The play "Garden District" was probably something that was very difficult to adopt to film, that's why Gore Vidal (recently deceased as of this writing) came in to assist him. This is a story that is certainly not for all audiences, and those expecting Elizabeth Taylor to be like she was as Maggie in Williams' "Cat on a Hot Tin Roof" won't find that here. Hepburn, too, has crossed the line from her witty comedies with Spencer Tracy into the bizarre, a tale of carnal lust that uses the tale of sea turtles burying their eggs in the sand and the flesh-eating birds who wait for them to hatch, as well as tales of using beautiful women to procure, and the eventual cannibalism that destroys its dead protagonist.

"Huh?" you ask. In this viewing (out of about half a dozen), I had to research other people's thoughts on the film as well, and came up with the thought that people will see things differently, as they do in many of Tennessee Williams' writings. Having seen most of his work, I can only conclude that he was writing through a tortured soul, even as a genius though as they say, every genius has some touch of madness.

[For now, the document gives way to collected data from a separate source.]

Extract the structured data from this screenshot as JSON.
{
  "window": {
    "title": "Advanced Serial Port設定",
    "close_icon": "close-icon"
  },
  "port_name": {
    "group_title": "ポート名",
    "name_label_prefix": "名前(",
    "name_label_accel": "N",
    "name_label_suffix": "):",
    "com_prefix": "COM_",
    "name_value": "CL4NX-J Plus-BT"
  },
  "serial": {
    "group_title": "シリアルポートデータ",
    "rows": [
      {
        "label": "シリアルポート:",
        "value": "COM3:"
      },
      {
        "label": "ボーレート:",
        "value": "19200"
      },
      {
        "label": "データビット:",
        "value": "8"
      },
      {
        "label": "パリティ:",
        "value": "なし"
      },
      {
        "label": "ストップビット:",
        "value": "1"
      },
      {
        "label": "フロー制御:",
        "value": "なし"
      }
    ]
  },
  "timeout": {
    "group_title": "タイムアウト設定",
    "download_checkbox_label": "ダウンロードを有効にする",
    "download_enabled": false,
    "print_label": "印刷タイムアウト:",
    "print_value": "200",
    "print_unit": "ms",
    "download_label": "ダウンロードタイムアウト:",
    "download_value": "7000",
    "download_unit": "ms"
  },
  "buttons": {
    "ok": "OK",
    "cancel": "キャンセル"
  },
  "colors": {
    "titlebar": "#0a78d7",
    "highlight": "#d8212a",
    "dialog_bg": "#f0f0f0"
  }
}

The performances are outstanding, although some may see them as a lot over the top. But seeing Taylor and Hepburn together is a film lover's dream, and they play well off of each other, with Montgomery Clift (still recovering from that dreadful car accident) forced to be more of an earpiece to their dramatics. This asks the question, "Who really is sane?", and gives some frightening visuals of an old fashioned Bellevue like mental institution. The sight of a delighted crazy woman rocking violently as everybody laughs at the sight of Taylor threatening to jump off a stairwell may give some people nightmares, yet you feel strangely sad for the crying man whose cards fell when Taylor made her way onto the stairwell of the men's recreation area. Mercedes McCambridge is believably befuddled, although I had a hard time accepting her as Taylor's mother.